CREATE TABLE `items` (
  `id` bigint(20) NOT NULL AUTO_INCREMENT,
  `account_id` int(11) NOT NULL,
  `node_type_id` int(11) NOT NULL,
  `property_native_id` varchar(255) COLLATE utf8_unicode_ci NOT NULL,
  `parent_item_id` bigint(20) DEFAULT NULL,
  `external_timestamp` datetime DEFAULT NULL,
  `created_at` datetime DEFAULT NULL,
  `updated_at` datetime DEFAULT NULL,
  PRIMARY KEY (`id`),
  UNIQUE KEY `index_items_on_acct_node_prop` (`account_id`,`node_type_id`,`property_native_id`),
  KEY `index_items_on_account_id_and_external_timestamp` (`account_id`,`external_timestamp`),
  KEY `index_items_on_account_id_and_created_at` (`account_id`,`created_at`),
  KEY `parent_item_external_timestamp_idx` (`parent_item_id`,`external_timestamp`),
) ENGINE=InnoDB AUTO_INCREMENT=194417315 DEFAULT CHARSET=utf8 COLLATE=utf8_unicode_ci;

I am trying to optimize a query doing this:

SELECT * 
FROM items 
WHERE parent_item_id = ? 
AND external_timestamp < ( SELECT external_timestamp 
                           FROM items 
                           WHERE id = ? 
                          ) FROM items ORDER BY 
external_timestamp LIMIT 5

Currently, there is an index on parent_item_id, so when I run this query with EXPLAIN, I get an "extra" of "Using where; Using filesort"

When I modify the index to be (parent_item_id, external_timestamp), then the EXPLAIN's "extra" becomes "Using index condition"

The problem is that the EXPLAIN's "rows" field is still the same (which is usually a couple thousand rows, but it could be millions in some use-cases).

I know that I can do something like AND external_timestamp > (1 week ago) or something like that, but I'd really like the number of rows to be just the number of LIMIT, so 5 in that case.

Is it possible to instruct the database to lock onto a row and then get the 5 rows before it on that (parent_item_id, external_timestamp) index?

CodePudding user response:

(I'm unclear on what you are trying to do. Perhaps you should provide some sample input and output.) See if this works for you:

SELECT i.* 
    FROM items AS i
    WHERE i.parent_item_id = ? 
      AND i.external_timestamp < ( SELECT external_timestamp 
              FROM items 
              WHERE id = ? )
    ORDER BY i.external_timestamp
    LIMIT 5

Your existing INDEX(parent_item_id, external_timestamp) will probably be used; see EXPLAIN SELECT ....

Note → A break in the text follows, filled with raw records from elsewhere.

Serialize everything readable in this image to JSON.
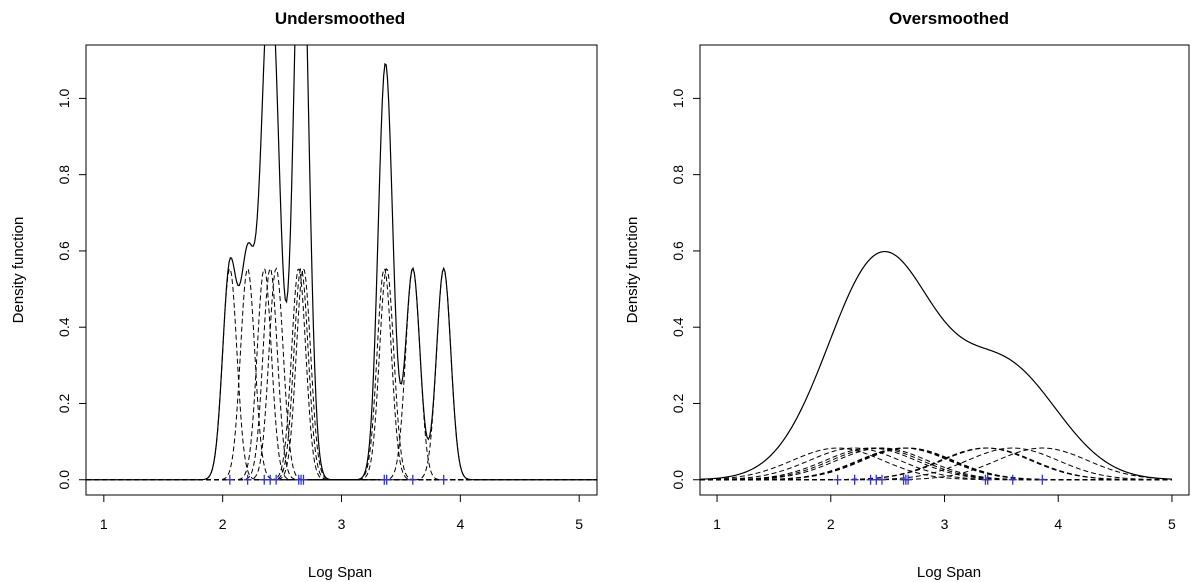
{
  "chart_data": [
    {
      "type": "line",
      "title": "Undersmoothed",
      "xlabel": "Log Span",
      "ylabel": "Density function",
      "xlim": [
        0.85,
        5.15
      ],
      "ylim": [
        -0.04,
        1.14
      ],
      "xticks": [
        "1",
        "2",
        "3",
        "4",
        "5"
      ],
      "yticks": [
        "0.0",
        "0.2",
        "0.4",
        "0.6",
        "0.8",
        "1.0"
      ],
      "bandwidth": 0.06,
      "observations": [
        2.06,
        2.21,
        2.35,
        2.4,
        2.45,
        2.64,
        2.66,
        2.68,
        3.36,
        3.38,
        3.6,
        3.86
      ],
      "series": [
        {
          "style": "solid",
          "values": "kernel density estimate (sum of kernels)"
        },
        {
          "style": "dashed",
          "values": "individual kernels"
        }
      ],
      "rug_color": "#3333cc",
      "grid": false
    },
    {
      "type": "line",
      "title": "Oversmoothed",
      "xlabel": "Log Span",
      "ylabel": "Density function",
      "xlim": [
        0.85,
        5.15
      ],
      "ylim": [
        -0.04,
        1.14
      ],
      "xticks": [
        "1",
        "2",
        "3",
        "4",
        "5"
      ],
      "yticks": [
        "0.0",
        "0.2",
        "0.4",
        "0.6",
        "0.8",
        "1.0"
      ],
      "bandwidth": 0.4,
      "observations": [
        2.06,
        2.21,
        2.35,
        2.4,
        2.45,
        2.64,
        2.66,
        2.68,
        3.36,
        3.38,
        3.6,
        3.86
      ],
      "series": [
        {
          "style": "solid",
          "values": "kernel density estimate (sum of kernels)"
        },
        {
          "style": "dashed",
          "values": "individual kernels"
        }
      ],
      "rug_color": "#3333cc",
      "grid": false
    }
  ]
}
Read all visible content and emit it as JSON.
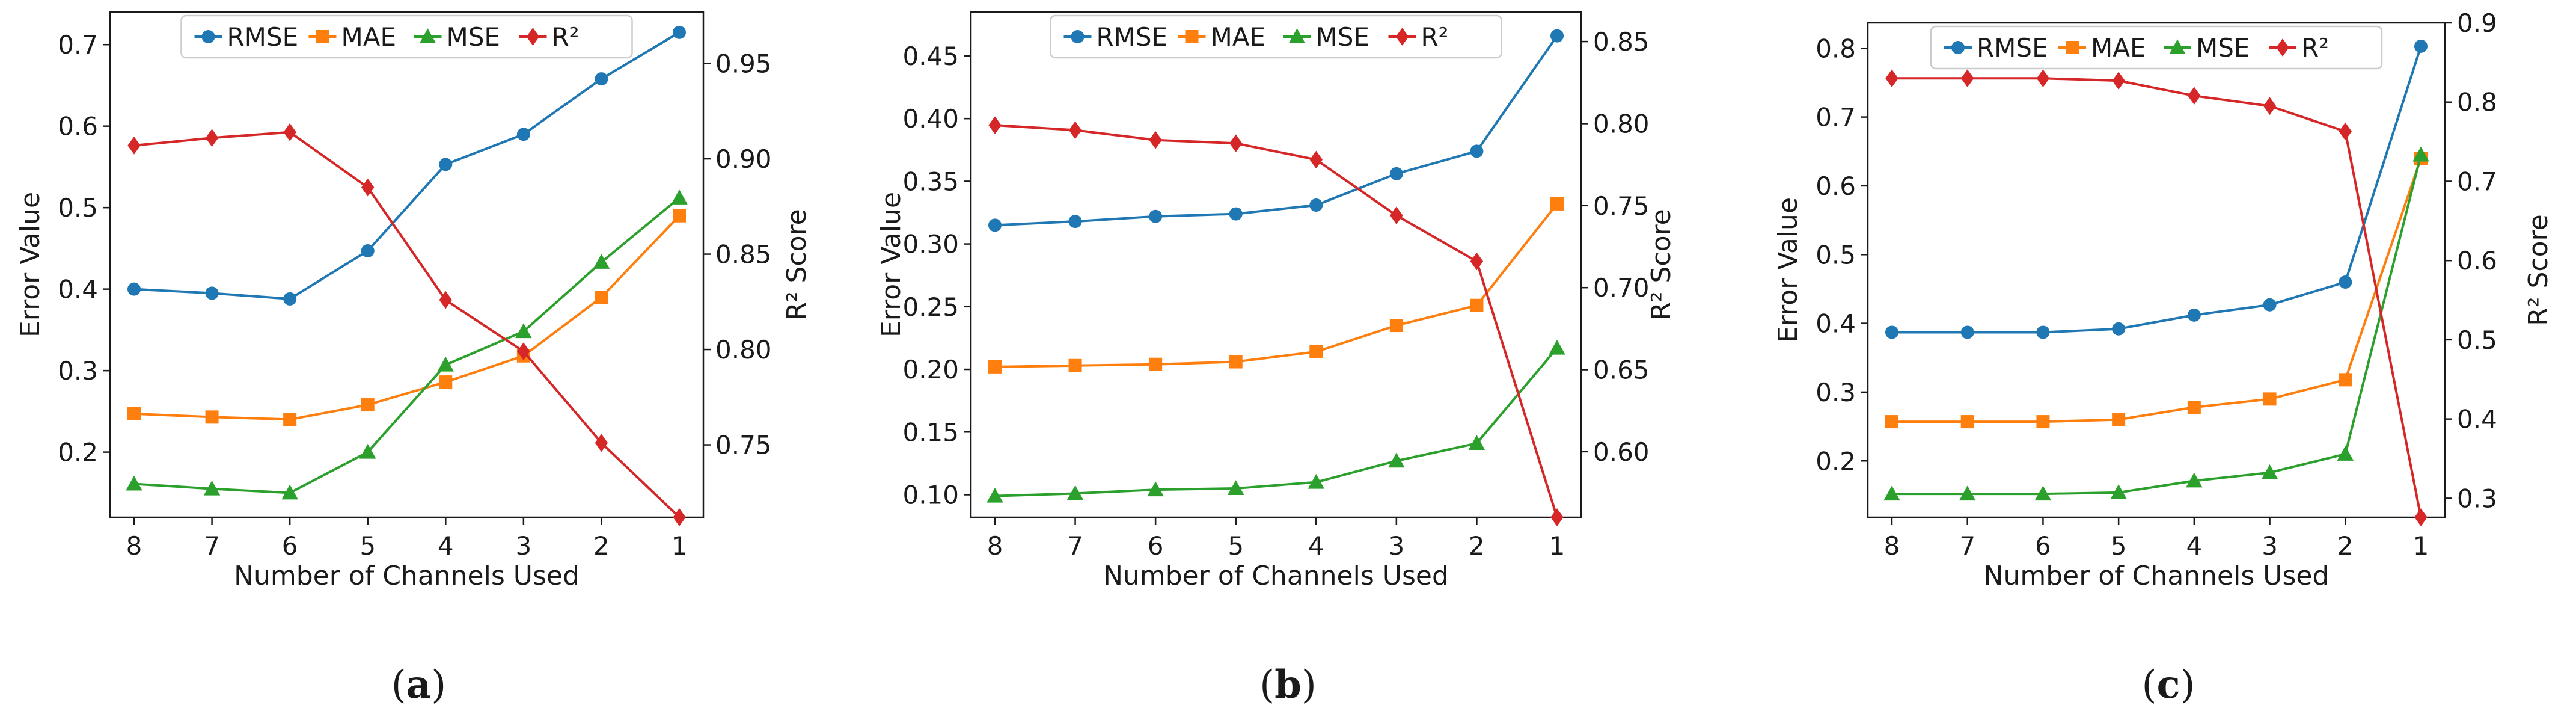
{
  "colors": {
    "RMSE": "#1f77b4",
    "MAE": "#ff7f0e",
    "MSE": "#2ca02c",
    "R2": "#d62728"
  },
  "chart_data": [
    {
      "type": "line",
      "caption": "a",
      "xlabel": "Number of Channels Used",
      "ylabel": "Error Value",
      "y2label": "R² Score",
      "categories": [
        "8",
        "7",
        "6",
        "5",
        "4",
        "3",
        "2",
        "1"
      ],
      "ylim": [
        0.12,
        0.74
      ],
      "yticks": [
        "0.2",
        "0.3",
        "0.4",
        "0.5",
        "0.6",
        "0.7"
      ],
      "y2lim": [
        0.712,
        0.977
      ],
      "y2ticks": [
        "0.75",
        "0.80",
        "0.85",
        "0.90",
        "0.95"
      ],
      "legend": "top-center",
      "series": [
        {
          "name": "RMSE",
          "axis": "left",
          "marker": "circle",
          "values": [
            0.4,
            0.395,
            0.388,
            0.447,
            0.553,
            0.59,
            0.658,
            0.715
          ]
        },
        {
          "name": "MAE",
          "axis": "left",
          "marker": "square",
          "values": [
            0.247,
            0.243,
            0.24,
            0.258,
            0.286,
            0.318,
            0.39,
            0.49
          ]
        },
        {
          "name": "MSE",
          "axis": "left",
          "marker": "triangle",
          "values": [
            0.161,
            0.155,
            0.15,
            0.2,
            0.307,
            0.348,
            0.433,
            0.512
          ]
        },
        {
          "name": "R²",
          "axis": "right",
          "marker": "diamond",
          "values": [
            0.907,
            0.911,
            0.914,
            0.885,
            0.826,
            0.799,
            0.751,
            0.712
          ]
        }
      ]
    },
    {
      "type": "line",
      "caption": "b",
      "xlabel": "Number of Channels Used",
      "ylabel": "Error Value",
      "y2label": "R² Score",
      "categories": [
        "8",
        "7",
        "6",
        "5",
        "4",
        "3",
        "2",
        "1"
      ],
      "ylim": [
        0.082,
        0.485
      ],
      "yticks": [
        "0.10",
        "0.15",
        "0.20",
        "0.25",
        "0.30",
        "0.35",
        "0.40",
        "0.45"
      ],
      "y2lim": [
        0.56,
        0.868
      ],
      "y2ticks": [
        "0.60",
        "0.65",
        "0.70",
        "0.75",
        "0.80",
        "0.85"
      ],
      "legend": "top-center",
      "series": [
        {
          "name": "RMSE",
          "axis": "left",
          "marker": "circle",
          "values": [
            0.315,
            0.318,
            0.322,
            0.324,
            0.331,
            0.356,
            0.374,
            0.466
          ]
        },
        {
          "name": "MAE",
          "axis": "left",
          "marker": "square",
          "values": [
            0.202,
            0.203,
            0.204,
            0.206,
            0.214,
            0.235,
            0.251,
            0.332
          ]
        },
        {
          "name": "MSE",
          "axis": "left",
          "marker": "triangle",
          "values": [
            0.099,
            0.101,
            0.104,
            0.105,
            0.11,
            0.127,
            0.141,
            0.217
          ]
        },
        {
          "name": "R²",
          "axis": "right",
          "marker": "diamond",
          "values": [
            0.799,
            0.796,
            0.79,
            0.788,
            0.778,
            0.744,
            0.716,
            0.56
          ]
        }
      ]
    },
    {
      "type": "line",
      "caption": "c",
      "xlabel": "Number of Channels Used",
      "ylabel": "Error Value",
      "y2label": "R² Score",
      "categories": [
        "8",
        "7",
        "6",
        "5",
        "4",
        "3",
        "2",
        "1"
      ],
      "ylim": [
        0.118,
        0.837
      ],
      "yticks": [
        "0.2",
        "0.3",
        "0.4",
        "0.5",
        "0.6",
        "0.7",
        "0.8"
      ],
      "y2lim": [
        0.276,
        0.9
      ],
      "y2ticks": [
        "0.3",
        "0.4",
        "0.5",
        "0.6",
        "0.7",
        "0.8",
        "0.9"
      ],
      "legend": "top-center",
      "series": [
        {
          "name": "RMSE",
          "axis": "left",
          "marker": "circle",
          "values": [
            0.387,
            0.387,
            0.387,
            0.392,
            0.412,
            0.427,
            0.46,
            0.803
          ]
        },
        {
          "name": "MAE",
          "axis": "left",
          "marker": "square",
          "values": [
            0.257,
            0.257,
            0.257,
            0.26,
            0.278,
            0.29,
            0.318,
            0.64
          ]
        },
        {
          "name": "MSE",
          "axis": "left",
          "marker": "triangle",
          "values": [
            0.152,
            0.152,
            0.152,
            0.154,
            0.171,
            0.183,
            0.21,
            0.645
          ]
        },
        {
          "name": "R²",
          "axis": "right",
          "marker": "diamond",
          "values": [
            0.83,
            0.83,
            0.83,
            0.827,
            0.808,
            0.795,
            0.763,
            0.276
          ]
        }
      ]
    }
  ]
}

If id was supposed to match in all 5 rows, then the subquery is not needed.

CodePudding user response:

SELECT items.* 
FROM items 
CROSS JOIN ( SELECT external_timestamp
             FROM items 
             WHERE id = ? ) subquery
WHERE items.parent_item_id = ? 
AND items.external_timestamp < subquery.external_timestamp
ORDER BY external_timestamp LIMIT 5

id is PK, hence the subquery will return only one row (or none).